Welcome to the home of
Author Catherine Lea
Prologue
He shouldn’t have come. He should have arranged to meet her somewhere else.
Anywhere but here.
But it’s too late now. He might not get another chance.
As he guides the car off the main road and up the rugged driveway, the smell of decaying garbage crawls through the air vents. The place is worse than the last time he was here. But the rain has eased and it’s dark enough that no one will recognise the car.
He cuts the engine, and sees her framed in the light of the kitchen window, dreadlocks twisted into a macabre knot, matted and disgusting from years of neglect—just like the wreck of a house she lives in. Squares of rotting cardboard covering broken windows, guttering rusted and bent into a V at the front. The rusted-out remains of an old washing machine on the porch. Shit everywhere.
Still, he won’t be staying for long.
At the sound of the car door closing, her head lifts. He can imagine the look of anguish in her eyes. No one else ever comes here. And it’s later than they agreed.
She disappears from the window, and as he lifts his collar against the damp night air, the front door opens. She’s on the porch, head tilted while she identifies him. The only sounds are the wind riffling through the straggly foliage and the plop of engorged raindrops falling into the puddles below. Her arms are folded tightly, but the tension in her bearing fades as she approaches and recognises him.
Her smile fades as her gaze flicks to a red Toyota rammed beside the old concrete water tank. The car is engulfed in a spread of morning glory.
She walks to meet him, the dreads clumped together like a ghastly wasps’ nest over one shoulder of her tattered dress, the seam of which is held together with safety pins. She has bare feet, even on a night like this, and her smile reveals two broken front teeth.
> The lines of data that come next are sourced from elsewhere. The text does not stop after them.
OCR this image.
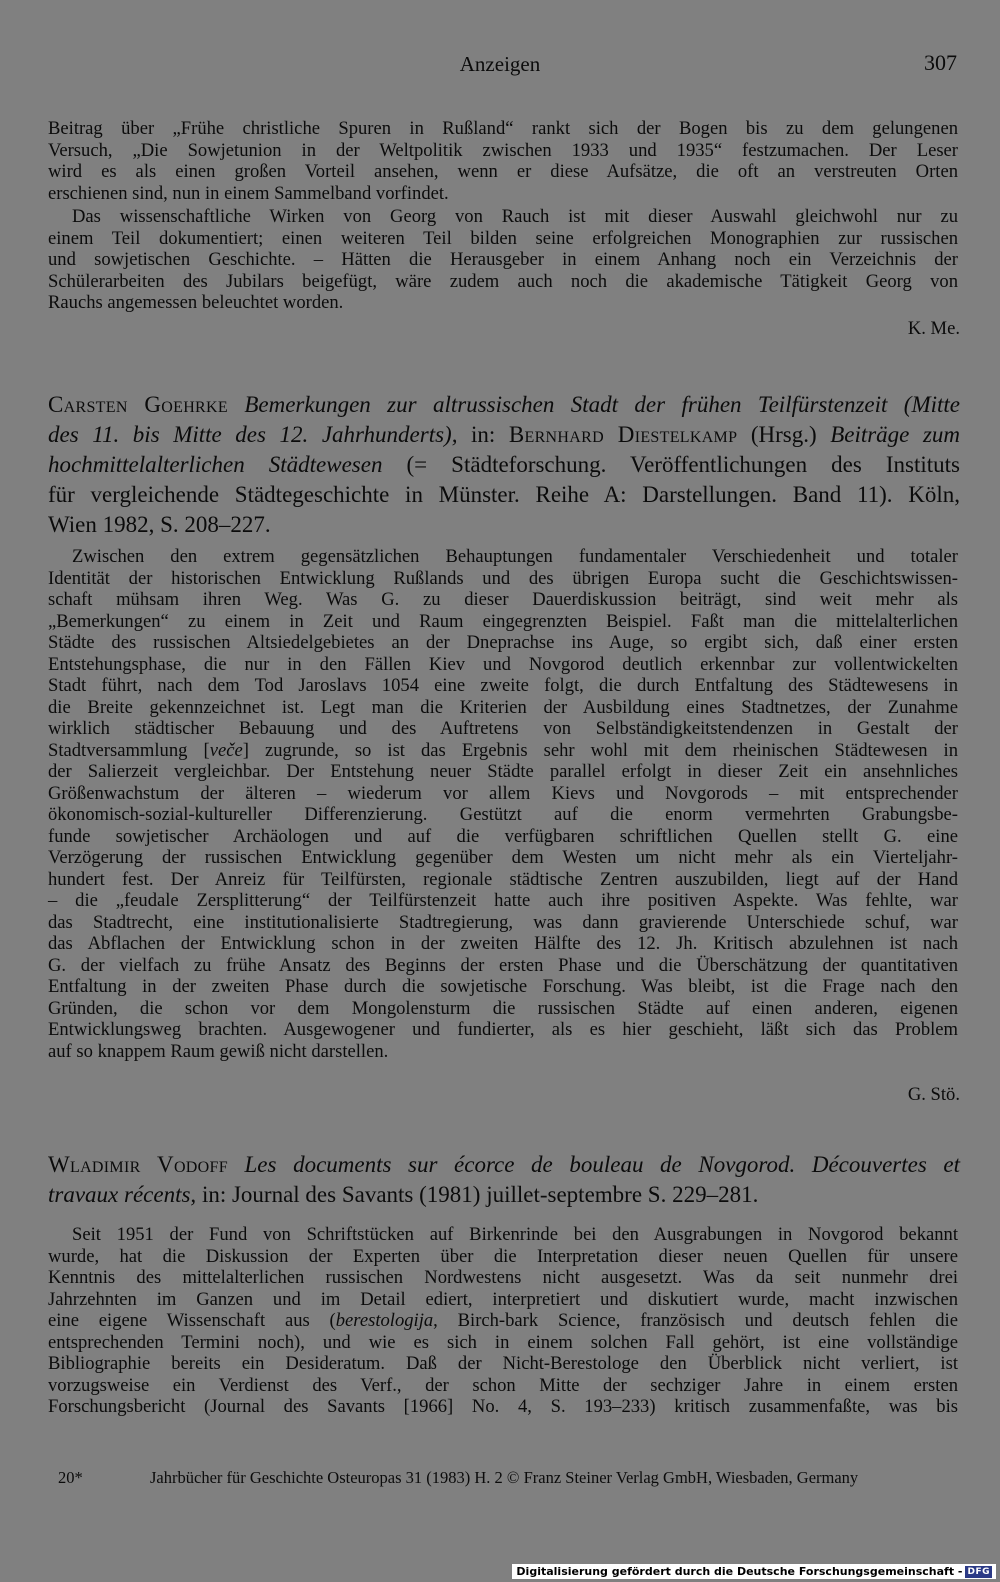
Anzeigen	307
Beitrag über „Frühe christliche Spuren in Rußland“ rankt sich der Bogen bis zu dem gelungenen
Versuch, „Die Sowjetunion in der Weltpolitik zwischen 1933 und 1935“ festzumachen. Der Leser
wird es als einen großen Vorteil ansehen, wenn er diese Aufsätze, die oft an verstreuten Orten
erschienen sind, nun in einem Sammelband vorfindet.
Das wissenschaftliche Wirken von Georg von Rauch ist mit dieser Auswahl gleichwohl nur zu
einem Teil dokumentiert; einen weiteren Teil bilden seine erfolgreichen Monographien zur russischen
und sowjetischen Geschichte. – Hätten die Herausgeber in einem Anhang noch ein Verzeichnis der
Schülerarbeiten des Jubilars beigefügt, wäre zudem auch noch die akademische Tätigkeit Georg von
Rauchs angemessen beleuchtet worden.
K. Me.
Carsten Goehrke Bemerkungen zur altrussischen Stadt der frühen Teilfürstenzeit (Mitte
des 11. bis Mitte des 12. Jahrhunderts), in: Bernhard Diestelkamp (Hrsg.) Beiträge zum
hochmittelalterlichen Städtewesen (= Städteforschung. Veröffentlichungen des Instituts
für vergleichende Städtegeschichte in Münster. Reihe A: Darstellungen. Band 11). Köln,
Wien 1982, S. 208–227.
Zwischen den extrem gegensätzlichen Behauptungen fundamentaler Verschiedenheit und totaler
Identität der historischen Entwicklung Rußlands und des übrigen Europa sucht die Geschichtswissen-
schaft mühsam ihren Weg. Was G. zu dieser Dauerdiskussion beiträgt, sind weit mehr als
„Bemerkungen“ zu einem in Zeit und Raum eingegrenzten Beispiel. Faßt man die mittelalterlichen
Städte des russischen Altsiedelgebietes an der Dneprachse ins Auge, so ergibt sich, daß einer ersten
Entstehungsphase, die nur in den Fällen Kiev und Novgorod deutlich erkennbar zur vollentwickelten
Stadt führt, nach dem Tod Jaroslavs 1054 eine zweite folgt, die durch Entfaltung des Städtewesens in
die Breite gekennzeichnet ist. Legt man die Kriterien der Ausbildung eines Stadtnetzes, der Zunahme
wirklich städtischer Bebauung und des Auftretens von Selbständigkeitstendenzen in Gestalt der
Stadtversammlung [veče] zugrunde, so ist das Ergebnis sehr wohl mit dem rheinischen Städtewesen in
der Salierzeit vergleichbar. Der Entstehung neuer Städte parallel erfolgt in dieser Zeit ein ansehnliches
Größenwachstum der älteren – wiederum vor allem Kievs und Novgorods – mit entsprechender
ökonomisch-sozial-kultureller Differenzierung. Gestützt auf die enorm vermehrten Grabungsbe-
funde sowjetischer Archäologen und auf die verfügbaren schriftlichen Quellen stellt G. eine
Verzögerung der russischen Entwicklung gegenüber dem Westen um nicht mehr als ein Vierteljahr-
hundert fest. Der Anreiz für Teilfürsten, regionale städtische Zentren auszubilden, liegt auf der Hand
– die „feudale Zersplitterung“ der Teilfürstenzeit hatte auch ihre positiven Aspekte. Was fehlte, war
das Stadtrecht, eine institutionalisierte Stadtregierung, was dann gravierende Unterschiede schuf, war
das Abflachen der Entwicklung schon in der zweiten Hälfte des 12. Jh. Kritisch abzulehnen ist nach
G. der vielfach zu frühe Ansatz des Beginns der ersten Phase und die Überschätzung der quantitativen
Entfaltung in der zweiten Phase durch die sowjetische Forschung. Was bleibt, ist die Frage nach den
Gründen, die schon vor dem Mongolensturm die russischen Städte auf einen anderen, eigenen
Entwicklungsweg brachten. Ausgewogener und fundierter, als es hier geschieht, läßt sich das Problem
auf so knappem Raum gewiß nicht darstellen.
G. Stö.
Wladimir Vodoff Les documents sur écorce de bouleau de Novgorod. Découvertes et
travaux récents, in: Journal des Savants (1981) juillet-septembre S. 229–281.
Seit 1951 der Fund von Schriftstücken auf Birkenrinde bei den Ausgrabungen in Novgorod bekannt
wurde, hat die Diskussion der Experten über die Interpretation dieser neuen Quellen für unsere
Kenntnis des mittelalterlichen russischen Nordwestens nicht ausgesetzt. Was da seit nunmehr drei
Jahrzehnten im Ganzen und im Detail ediert, interpretiert und diskutiert wurde, macht inzwischen
eine eigene Wissenschaft aus (berestologija, Birch-bark Science, französisch und deutsch fehlen die
entsprechenden Termini noch), und wie es sich in einem solchen Fall gehört, ist eine vollständige
Bibliographie bereits ein Desideratum. Daß der Nicht-Berestologe den Überblick nicht verliert, ist
vorzugsweise ein Verdienst des Verf., der schon Mitte der sechziger Jahre in einem ersten
Forschungsbericht (Journal des Savants [1966] No. 4, S. 193–233) kritisch zusammenfaßte, was bis
20*	Jahrbücher für Geschichte Osteuropas 31 (1983) H. 2 © Franz Steiner Verlag GmbH, Wiesbaden, Germany
Digitalisierung gefördert durch die Deutsche Forschungsgemeinschaft - DFG
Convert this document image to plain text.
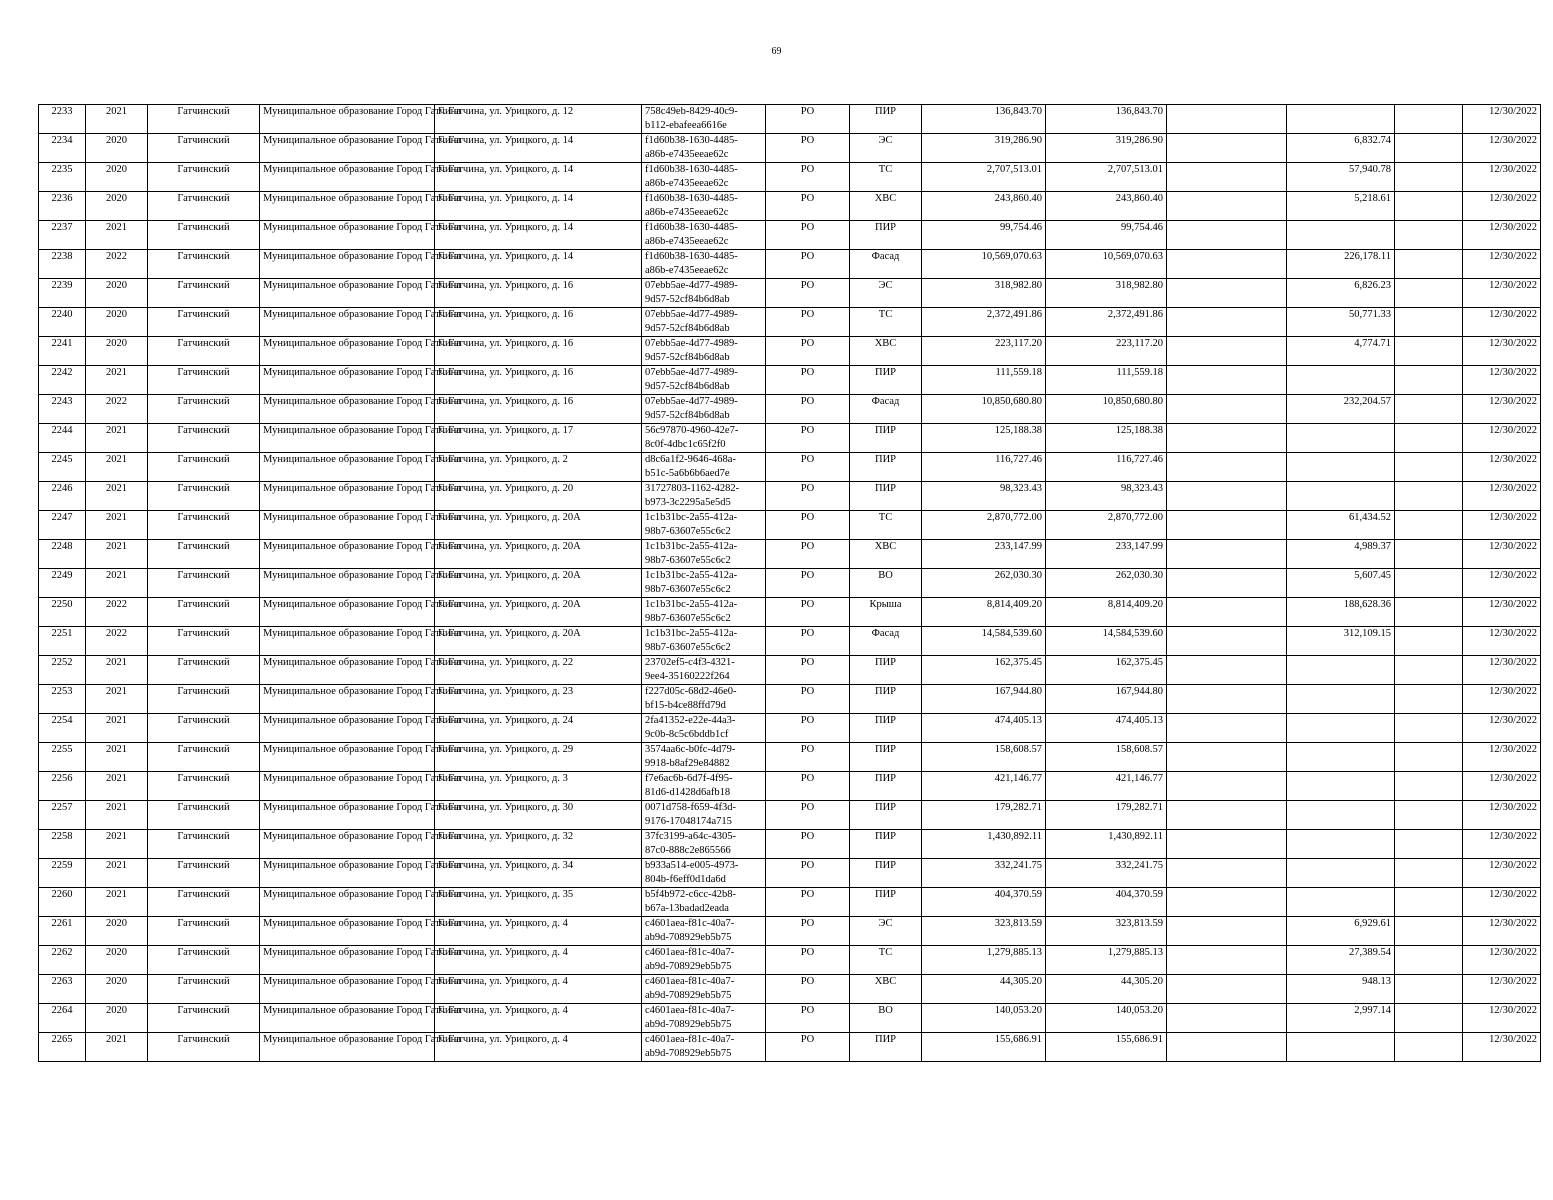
69
2233	2021	Гатчинский	Муниципальное образование Город Гатчина	Г. Гатчина, ул. Урицкого, д. 12	758c49eb-8429-40c9-
b112-ebafeea6616e	РО	ПИР	136,843.70	136,843.70				12/30/2022
2234	2020	Гатчинский	Муниципальное образование Город Гатчина	Г. Гатчина, ул. Урицкого, д. 14	f1d60b38-1630-4485-
a86b-e7435eeae62c	РО	ЭС	319,286.90	319,286.90		6,832.74		12/30/2022
2235	2020	Гатчинский	Муниципальное образование Город Гатчина	Г. Гатчина, ул. Урицкого, д. 14	f1d60b38-1630-4485-
a86b-e7435eeae62c	РО	ТС	2,707,513.01	2,707,513.01		57,940.78		12/30/2022
2236	2020	Гатчинский	Муниципальное образование Город Гатчина	Г. Гатчина, ул. Урицкого, д. 14	f1d60b38-1630-4485-
a86b-e7435eeae62c	РО	ХВС	243,860.40	243,860.40		5,218.61		12/30/2022
2237	2021	Гатчинский	Муниципальное образование Город Гатчина	Г. Гатчина, ул. Урицкого, д. 14	f1d60b38-1630-4485-
a86b-e7435eeae62c	РО	ПИР	99,754.46	99,754.46				12/30/2022
2238	2022	Гатчинский	Муниципальное образование Город Гатчина	Г. Гатчина, ул. Урицкого, д. 14	f1d60b38-1630-4485-
a86b-e7435eeae62c	РО	Фасад	10,569,070.63	10,569,070.63		226,178.11		12/30/2022
2239	2020	Гатчинский	Муниципальное образование Город Гатчина	Г. Гатчина, ул. Урицкого, д. 16	07ebb5ae-4d77-4989-
9d57-52cf84b6d8ab	РО	ЭС	318,982.80	318,982.80		6,826.23		12/30/2022
2240	2020	Гатчинский	Муниципальное образование Город Гатчина	Г. Гатчина, ул. Урицкого, д. 16	07ebb5ae-4d77-4989-
9d57-52cf84b6d8ab	РО	ТС	2,372,491.86	2,372,491.86		50,771.33		12/30/2022
2241	2020	Гатчинский	Муниципальное образование Город Гатчина	Г. Гатчина, ул. Урицкого, д. 16	07ebb5ae-4d77-4989-
9d57-52cf84b6d8ab	РО	ХВС	223,117.20	223,117.20		4,774.71		12/30/2022
2242	2021	Гатчинский	Муниципальное образование Город Гатчина	Г. Гатчина, ул. Урицкого, д. 16	07ebb5ae-4d77-4989-
9d57-52cf84b6d8ab	РО	ПИР	111,559.18	111,559.18				12/30/2022
2243	2022	Гатчинский	Муниципальное образование Город Гатчина	Г. Гатчина, ул. Урицкого, д. 16	07ebb5ae-4d77-4989-
9d57-52cf84b6d8ab	РО	Фасад	10,850,680.80	10,850,680.80		232,204.57		12/30/2022
2244	2021	Гатчинский	Муниципальное образование Город Гатчина	Г. Гатчина, ул. Урицкого, д. 17	56c97870-4960-42e7-
8c0f-4dbc1c65f2f0	РО	ПИР	125,188.38	125,188.38				12/30/2022
2245	2021	Гатчинский	Муниципальное образование Город Гатчина	Г. Гатчина, ул. Урицкого, д. 2	d8c6a1f2-9646-468a-
b51c-5a6b6b6aed7e	РО	ПИР	116,727.46	116,727.46				12/30/2022
2246	2021	Гатчинский	Муниципальное образование Город Гатчина	Г. Гатчина, ул. Урицкого, д. 20	31727803-1162-4282-
b973-3c2295a5e5d5	РО	ПИР	98,323.43	98,323.43				12/30/2022
2247	2021	Гатчинский	Муниципальное образование Город Гатчина	Г. Гатчина, ул. Урицкого, д. 20А	1c1b31bc-2a55-412a-
98b7-63607e55c6c2	РО	ТС	2,870,772.00	2,870,772.00		61,434.52		12/30/2022
2248	2021	Гатчинский	Муниципальное образование Город Гатчина	Г. Гатчина, ул. Урицкого, д. 20А	1c1b31bc-2a55-412a-
98b7-63607e55c6c2	РО	ХВС	233,147.99	233,147.99		4,989.37		12/30/2022
2249	2021	Гатчинский	Муниципальное образование Город Гатчина	Г. Гатчина, ул. Урицкого, д. 20А	1c1b31bc-2a55-412a-
98b7-63607e55c6c2	РО	ВО	262,030.30	262,030.30		5,607.45		12/30/2022
2250	2022	Гатчинский	Муниципальное образование Город Гатчина	Г. Гатчина, ул. Урицкого, д. 20А	1c1b31bc-2a55-412a-
98b7-63607e55c6c2	РО	Крыша	8,814,409.20	8,814,409.20		188,628.36		12/30/2022
2251	2022	Гатчинский	Муниципальное образование Город Гатчина	Г. Гатчина, ул. Урицкого, д. 20А	1c1b31bc-2a55-412a-
98b7-63607e55c6c2	РО	Фасад	14,584,539.60	14,584,539.60		312,109.15		12/30/2022
2252	2021	Гатчинский	Муниципальное образование Город Гатчина	Г. Гатчина, ул. Урицкого, д. 22	23702ef5-c4f3-4321-
9ee4-35160222f264	РО	ПИР	162,375.45	162,375.45				12/30/2022
2253	2021	Гатчинский	Муниципальное образование Город Гатчина	Г. Гатчина, ул. Урицкого, д. 23	f227d05c-68d2-46e0-
bf15-b4ce88ffd79d	РО	ПИР	167,944.80	167,944.80				12/30/2022
2254	2021	Гатчинский	Муниципальное образование Город Гатчина	Г. Гатчина, ул. Урицкого, д. 24	2fa41352-e22e-44a3-
9c0b-8c5c6bddb1cf	РО	ПИР	474,405.13	474,405.13				12/30/2022
2255	2021	Гатчинский	Муниципальное образование Город Гатчина	Г. Гатчина, ул. Урицкого, д. 29	3574aa6c-b0fc-4d79-
9918-b8af29e84882	РО	ПИР	158,608.57	158,608.57				12/30/2022
2256	2021	Гатчинский	Муниципальное образование Город Гатчина	Г. Гатчина, ул. Урицкого, д. 3	f7e6ac6b-6d7f-4f95-
81d6-d1428d6afb18	РО	ПИР	421,146.77	421,146.77				12/30/2022
2257	2021	Гатчинский	Муниципальное образование Город Гатчина	Г. Гатчина, ул. Урицкого, д. 30	0071d758-f659-4f3d-
9176-17048174a715	РО	ПИР	179,282.71	179,282.71				12/30/2022
2258	2021	Гатчинский	Муниципальное образование Город Гатчина	Г. Гатчина, ул. Урицкого, д. 32	37fc3199-a64c-4305-
87c0-888c2e865566	РО	ПИР	1,430,892.11	1,430,892.11				12/30/2022
2259	2021	Гатчинский	Муниципальное образование Город Гатчина	Г. Гатчина, ул. Урицкого, д. 34	b933a514-e005-4973-
804b-f6eff0d1da6d	РО	ПИР	332,241.75	332,241.75				12/30/2022
2260	2021	Гатчинский	Муниципальное образование Город Гатчина	Г. Гатчина, ул. Урицкого, д. 35	b5f4b972-c6cc-42b8-
b67a-13badad2eada	РО	ПИР	404,370.59	404,370.59				12/30/2022
2261	2020	Гатчинский	Муниципальное образование Город Гатчина	Г. Гатчина, ул. Урицкого, д. 4	c4601aea-f81c-40a7-
ab9d-708929eb5b75	РО	ЭС	323,813.59	323,813.59		6,929.61		12/30/2022
2262	2020	Гатчинский	Муниципальное образование Город Гатчина	Г. Гатчина, ул. Урицкого, д. 4	c4601aea-f81c-40a7-
ab9d-708929eb5b75	РО	ТС	1,279,885.13	1,279,885.13		27,389.54		12/30/2022
2263	2020	Гатчинский	Муниципальное образование Город Гатчина	Г. Гатчина, ул. Урицкого, д. 4	c4601aea-f81c-40a7-
ab9d-708929eb5b75	РО	ХВС	44,305.20	44,305.20		948.13		12/30/2022
2264	2020	Гатчинский	Муниципальное образование Город Гатчина	Г. Гатчина, ул. Урицкого, д. 4	c4601aea-f81c-40a7-
ab9d-708929eb5b75	РО	ВО	140,053.20	140,053.20		2,997.14		12/30/2022
2265	2021	Гатчинский	Муниципальное образование Город Гатчина	Г. Гатчина, ул. Урицкого, д. 4	c4601aea-f81c-40a7-
ab9d-708929eb5b75	РО	ПИР	155,686.91	155,686.91				12/30/2022
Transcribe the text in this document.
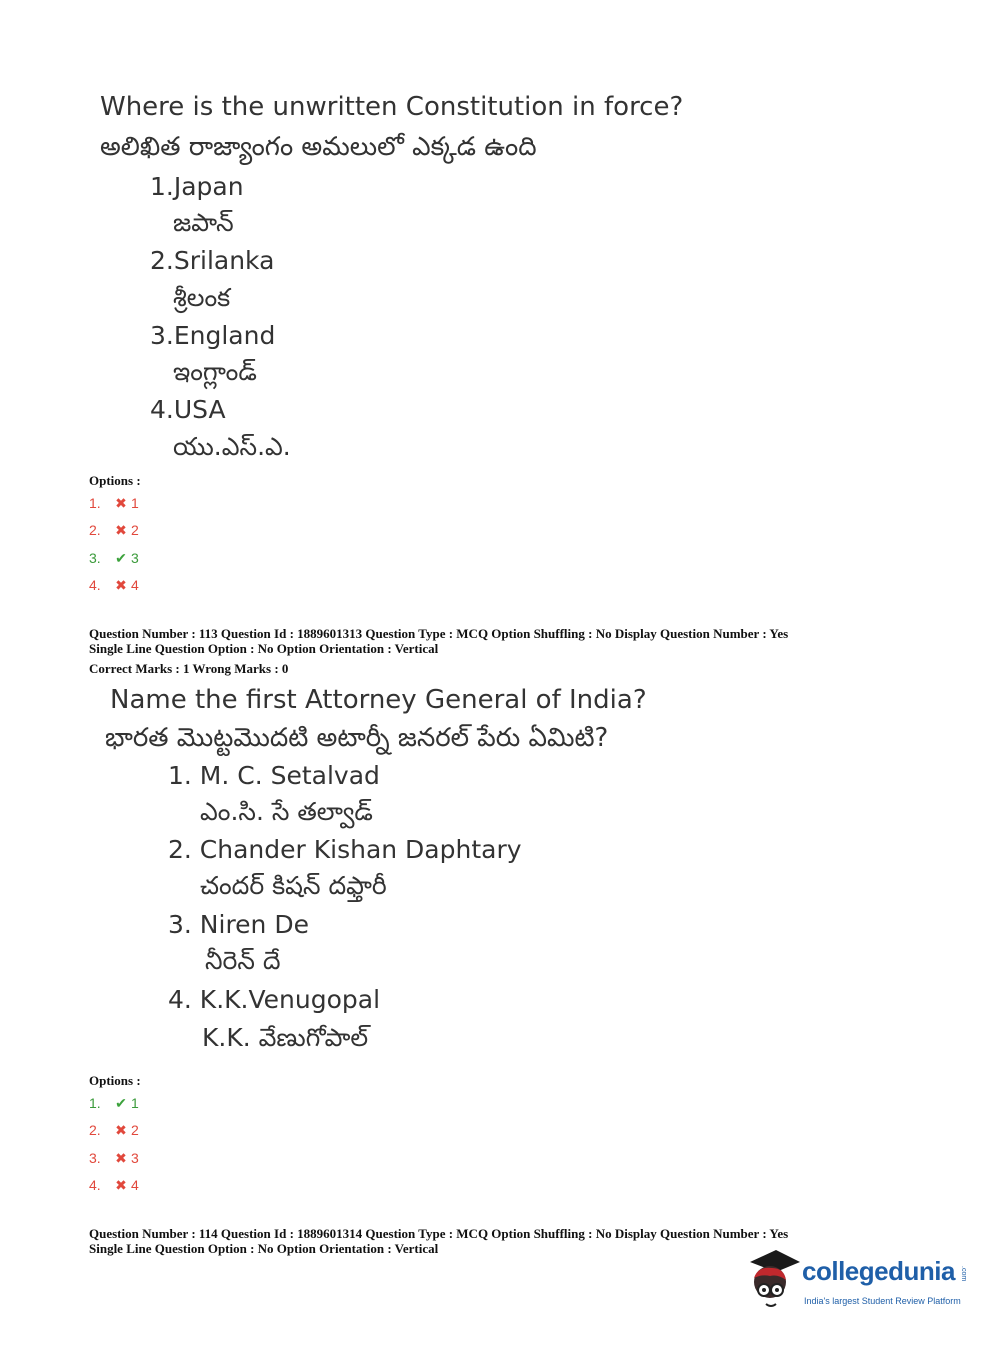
Where is the unwritten Constitution in force?
అలిఖిత రాజ్యాంగం అమలులో ఎక్కడ ఉంది
1.Japan
జపాన్
2.Srilanka
శ్రీలంక
3.England
ఇంగ్లాండ్
4.USA
యు.ఎస్.ఎ.
Options :
1.	✖ 1
2.	✖ 2
3.	✔ 3
4.	✖ 4
Question Number : 113 Question Id : 1889601313 Question Type : MCQ Option Shuffling : No Display Question Number : Yes
Single Line Question Option : No Option Orientation : Vertical
Correct Marks : 1 Wrong Marks : 0
Name the first Attorney General of India?
భారత మొట్టమొదటి అటార్నీ జనరల్ పేరు ఏమిటి?
1. M. C. Setalvad
ఎం.సి. సే తల్వాడ్
2. Chander Kishan Daphtary
చందర్ కిషన్ దఫ్తారీ
3. Niren De
నీరెన్ దే
4. K.K.Venugopal
K.K. వేణుగోపాల్
Options :
1.	✔ 1
2.	✖ 2
3.	✖ 3
4.	✖ 4
Question Number : 114 Question Id : 1889601314 Question Type : MCQ Option Shuffling : No Display Question Number : Yes
Single Line Question Option : No Option Orientation : Vertical
collegedunia .com
India's largest Student Review Platform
As she approaches, he sees the dark rings under her eyes, obvious even in this light. What she ferrets away at in the middle of the night, he’ll never know.
‘I was finking you weren’t coming,’ she says, the impediment a result of the broken teeth. Or maybe she always spoke that way. He doesn’t remember. She pauses a few feet from him, searching his face, seeking an explanation she’s not going to get.
He shrugs further into his coat and glances up at the threatening sky. ‘I told you I’d come. And here I am.’
Concern crumples her brow. ‘You want a cuppa tea? I can make you one.’
Not bloody likely. Last time he went in her kitchen he just about threw up. But he needs to do what he came for and get out. Lights are flickering on at the neighbouring property. He doesn’t want to be seen.
‘Maybe next time, eh? How’d you get on? Y’know, finding everything…?’
‘I got it all.’ Her eyes dart back to the Toyota, then return to him, unsettled. ‘So vat’s all you want? You won’t come back?’
He drops his chin, gives her a reassuring smile. ‘What did I say?’
‘You said you wouldn’t.’
‘And I keep my word. You should know that.’
She’s anxious now, hands wringing at her chest, eyes searching middle ground. But she nods. ‘It’s inside.’
He follows her back to the house and into the dining room, where a clear plastic bag sits on a stack of newspapers mounded against the wall. When she hands him the bag, he parts the top and peers inside. He’s shocked. There’s way more than he expected. He tugs out several pictures and inspects them. He’s a little shocked. It’s far more than he remembered.
‘Is this all of it?’
‘Vat’s all I had. Is that okay?’
‘No, no, this is good. You’ve done really good. This is all you had to do.’
A smile lifts the corners of her mouth. She thinks it’s over. She thinks he’ll leave her in peace.
Which is a shame.
‘Now, you know what?’ he says as he folds over the top of the bag. ‘Maybe I do have time for a cuppa.’
As she turns for the kitchen, he feels in his pocket for the coil of wire.
He didn’t want it to end like this, but if he’s going to stop the shit storm coming his way, he has to start now.